# Flat Representations Tutorial

In [1]:
import sys

sys.path.append("../")

In [2]:
# Imports
import os
from pathlib import Path
import polars as pl, numpy as np
import polars.selectors as cs

from EventStream.data.dataset_polars import Dataset
from EventStream.evaluation.FT_task_baseline import load_flat_rep, fit_baseline_task_model

from sklearn.ensemble import RandomForestClassifier

In [3]:
ESD = Dataset.load(Path(os.getcwd()) / "processed/sample")

In [4]:
ESD.cache_flat_representation(
    subjects_per_output_file=None,
    feature_inclusion_frequency=None,
    do_overwrite=False,
    do_update=True,
)

Flattening Splits:   0%|          | 0/3 [00:00<?, ?it/s]

Subject chunks:   0%|          | 0/1 [00:00<?, ?it/s]

Subject chunks:   0%|          | 0/1 [00:00<?, ?it/s]

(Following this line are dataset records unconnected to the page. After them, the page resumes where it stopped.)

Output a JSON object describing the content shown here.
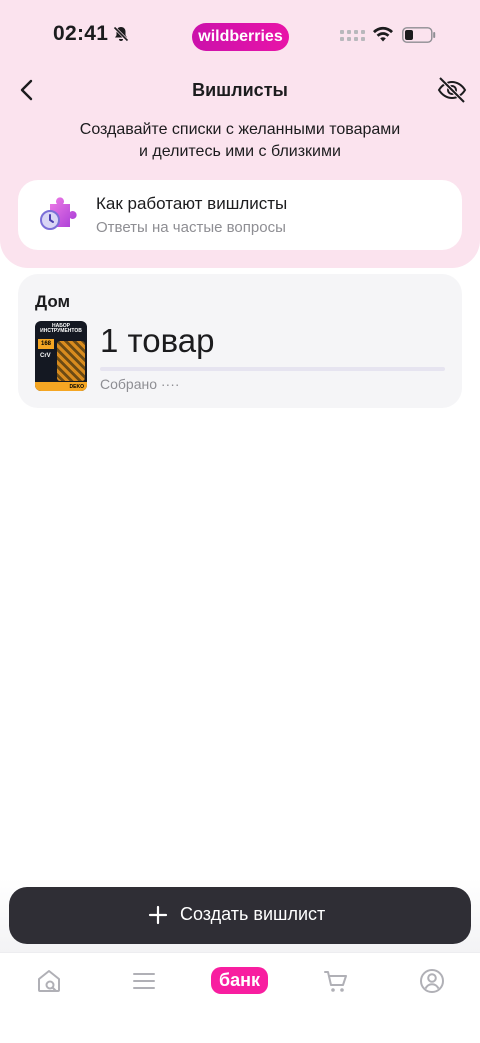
{
  "status_bar": {
    "time": "02:41",
    "brand": "wildberries"
  },
  "nav": {
    "title": "Вишлисты"
  },
  "intro": {
    "line1": "Создавайте списки с желанными товарами",
    "line2": "и делитесь ими с близкими"
  },
  "info_card": {
    "title": "Как работают вишлисты",
    "subtitle": "Ответы на частые вопросы"
  },
  "wishlists": [
    {
      "name": "Дом",
      "count_label": "1 товар",
      "collected_label": "Собрано ····",
      "progress": 0,
      "thumb": {
        "title": "НАБОР ИНСТРУМЕНТОВ",
        "badge": "168",
        "line": "CrV",
        "brand": "DEKO"
      }
    }
  ],
  "create_button": {
    "label": "Создать вишлист"
  },
  "tab_bar": {
    "bank_label": "банк"
  },
  "colors": {
    "top_bg": "#fbe3ee",
    "brand": "#cb11ab",
    "bank": "#f81ea0",
    "button_bg": "#2f2e35"
  }
}
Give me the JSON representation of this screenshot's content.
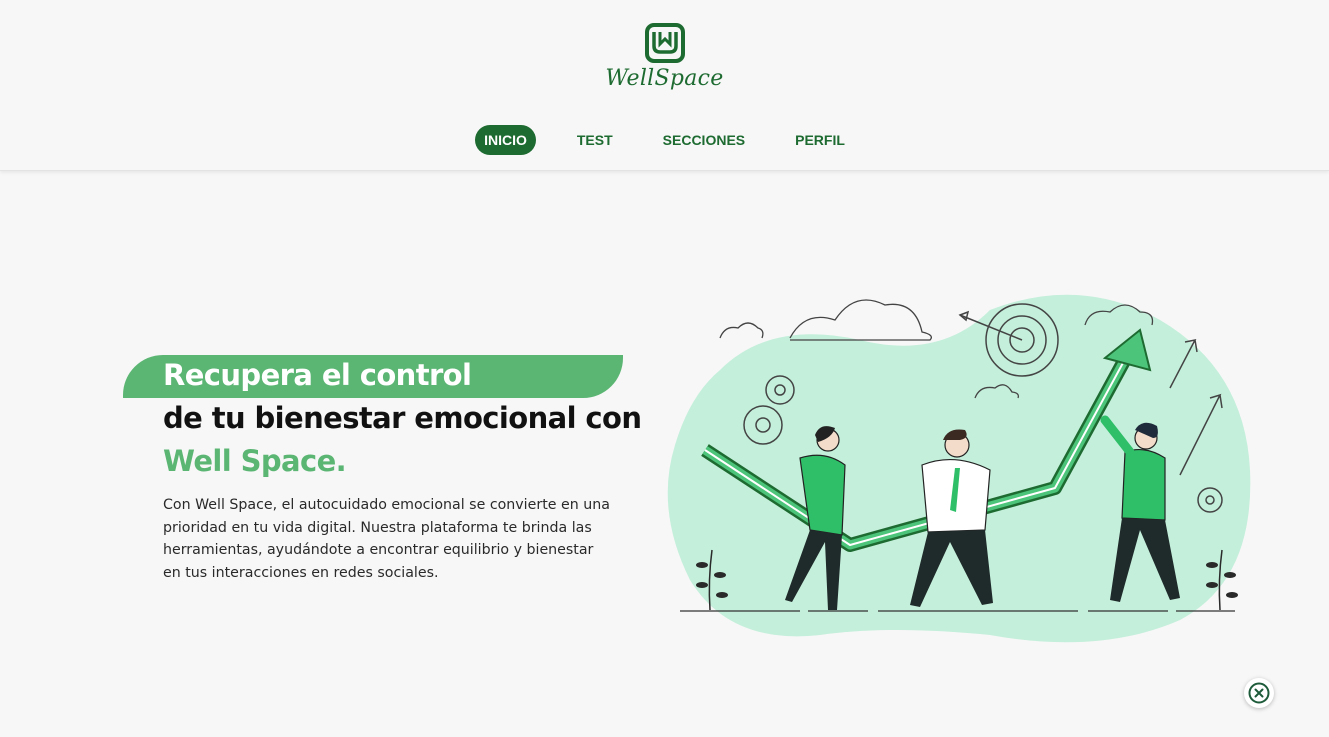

Subject chunks:   0%|          | 0/1 [00:00<?, ?it/s]

In [None]:
flat_reps = load_flat_rep(ESD, window_sizes=['7d', '30d', 'FULL'])
display(flat_reps['train'].head().collect())

In [None]:
task_df = (
    ESD.events_df
    .groupby('subject_id')
    .agg(pl.col('timestamp').sample().first().alias('end_time'))
    .with_columns(
        pl.lit(np.random.choice([0, 1, 2], size=len(ESD.subject_ids))).alias('label'),
        pl.lit(None, dtype=pl.Datetime).alias('start_time')
    )
).lazy()

In [None]:
out = fit_baseline_task_model(
    task_df, 'label', ESD, n_samples=3, 
    model_cls = RandomForestClassifier,
    model_param_distributions={'min_samples_split': [2, 10, 100]},
    verbose=20,
    hyperparameter_search_budget=2,
    error_score='raise',
    window_size_options=['7d', '30d', 'FULL'],
    seed=1,
)

In [None]:
out.best_params_

In [None]:
out.best_estimator_